Technology Portfolio Management (TPM) Best Practices - Establish TPM as an ongoing discipline — not a one-time standards exercise
Technology Portfolio Management (TPM) Best Practices
Establish TPM as an ongoing discipline — not a one-time standards exercise
Overview
Technology portfolio governance is frequently launched as a project — a bounded initiative to establish a technology standards list, conduct a technology rationalization review, or implement a TPM tooling platform — and then allowed to atrophy when the project concludes and sustained operational investment is not committed. The result is a technology standards list that is accurate at the moment of publication and increasingly inaccurate thereafter, a Technologies Inventory that is comprehensive at launch and increasingly incomplete as new technologies are adopted without governance visibility, and a TPM program that is credible at inception and progressively less credible as the gap between its documented state and organizational reality widens.
Best Practice
Establish TPM as an ongoing organizational discipline with a defined operating model, a recurring governance cadence, named ownership, a continuous improvement process, and the operational investment required to maintain current, accurate, and useful Technologies Inventories over time. The TPM operating model should define: the annual technology rationalization review cycle, aligned with business and budget planning cycles; the semi-annual Technology Standards Register and Technology Radar update cycle; the quarterly Technology Currency and EOL risk review; the monthly Technologies Inventory data quality review; and the event-driven governance processes triggered by vendor announcements, security disclosures, regulatory changes, and strategic direction shifts that require immediate portfolio response outside the scheduled cadence.
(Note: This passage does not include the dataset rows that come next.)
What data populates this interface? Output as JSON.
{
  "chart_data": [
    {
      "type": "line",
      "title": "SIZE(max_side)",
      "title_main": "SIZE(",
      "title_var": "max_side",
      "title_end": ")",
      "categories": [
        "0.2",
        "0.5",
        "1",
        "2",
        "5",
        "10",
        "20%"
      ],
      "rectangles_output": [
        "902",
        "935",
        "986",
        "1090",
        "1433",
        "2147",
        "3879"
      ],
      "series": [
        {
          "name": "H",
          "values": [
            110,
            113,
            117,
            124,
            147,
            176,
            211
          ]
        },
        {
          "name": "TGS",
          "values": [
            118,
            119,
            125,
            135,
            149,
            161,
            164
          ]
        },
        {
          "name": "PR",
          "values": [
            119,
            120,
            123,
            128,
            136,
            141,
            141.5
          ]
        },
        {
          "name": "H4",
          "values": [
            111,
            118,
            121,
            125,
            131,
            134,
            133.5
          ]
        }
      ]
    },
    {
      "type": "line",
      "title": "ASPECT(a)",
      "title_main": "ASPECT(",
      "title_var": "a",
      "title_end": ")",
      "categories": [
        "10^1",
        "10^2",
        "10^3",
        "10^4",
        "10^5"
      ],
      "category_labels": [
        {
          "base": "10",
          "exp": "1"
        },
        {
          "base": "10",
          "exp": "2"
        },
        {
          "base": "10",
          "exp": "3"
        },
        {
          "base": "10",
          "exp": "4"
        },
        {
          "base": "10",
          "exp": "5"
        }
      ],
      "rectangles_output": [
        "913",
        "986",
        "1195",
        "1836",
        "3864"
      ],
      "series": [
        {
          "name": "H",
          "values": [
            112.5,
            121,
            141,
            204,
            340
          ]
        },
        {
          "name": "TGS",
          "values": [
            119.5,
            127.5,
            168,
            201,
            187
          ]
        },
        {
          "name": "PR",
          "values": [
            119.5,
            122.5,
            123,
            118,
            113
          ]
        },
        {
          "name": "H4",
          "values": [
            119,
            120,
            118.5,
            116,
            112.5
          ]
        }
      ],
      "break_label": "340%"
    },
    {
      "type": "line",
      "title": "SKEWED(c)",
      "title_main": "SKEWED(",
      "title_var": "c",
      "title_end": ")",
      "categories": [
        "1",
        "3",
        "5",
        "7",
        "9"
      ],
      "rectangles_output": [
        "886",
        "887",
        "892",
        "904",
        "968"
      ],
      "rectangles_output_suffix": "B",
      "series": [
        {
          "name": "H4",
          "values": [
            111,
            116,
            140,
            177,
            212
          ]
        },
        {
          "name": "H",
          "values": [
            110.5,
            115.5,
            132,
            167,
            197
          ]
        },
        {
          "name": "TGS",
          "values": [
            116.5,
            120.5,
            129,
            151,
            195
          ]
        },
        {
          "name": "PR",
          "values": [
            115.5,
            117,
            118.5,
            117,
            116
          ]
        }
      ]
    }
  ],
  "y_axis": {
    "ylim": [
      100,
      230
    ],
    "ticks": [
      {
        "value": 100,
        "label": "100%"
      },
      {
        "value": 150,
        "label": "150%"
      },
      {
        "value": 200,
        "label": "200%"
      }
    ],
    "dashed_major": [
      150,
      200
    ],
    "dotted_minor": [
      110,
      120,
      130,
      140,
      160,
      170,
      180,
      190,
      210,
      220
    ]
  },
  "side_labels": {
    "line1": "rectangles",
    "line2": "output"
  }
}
Treat each of these as a recurring organizational obligation with named owners and defined outputs, not as discretionary activities that occur when capacity allows.
Benefit(s)
An ongoing TPM discipline with a defined operating model and committed operational investment maintains the currency, accuracy, and organizational relevance that a project-based TPM initiative cannot sustain beyond its initial delivery. Technologies Inventories remain current because they are continuously updated rather than periodically refreshed. The Technology Standards Register remains authoritative because it is updated on a defined cadence rather than whenever someone remembers to update it. Technology lifecycle events — EOL announcements, security disclosures, regulatory changes — are processed within a governance framework rather than discovered ad hoc when their consequences have already materialized. The organization develops a technology stewardship culture that values continuous governance rather than treating technology standards as a problem to be solved once and then set aside.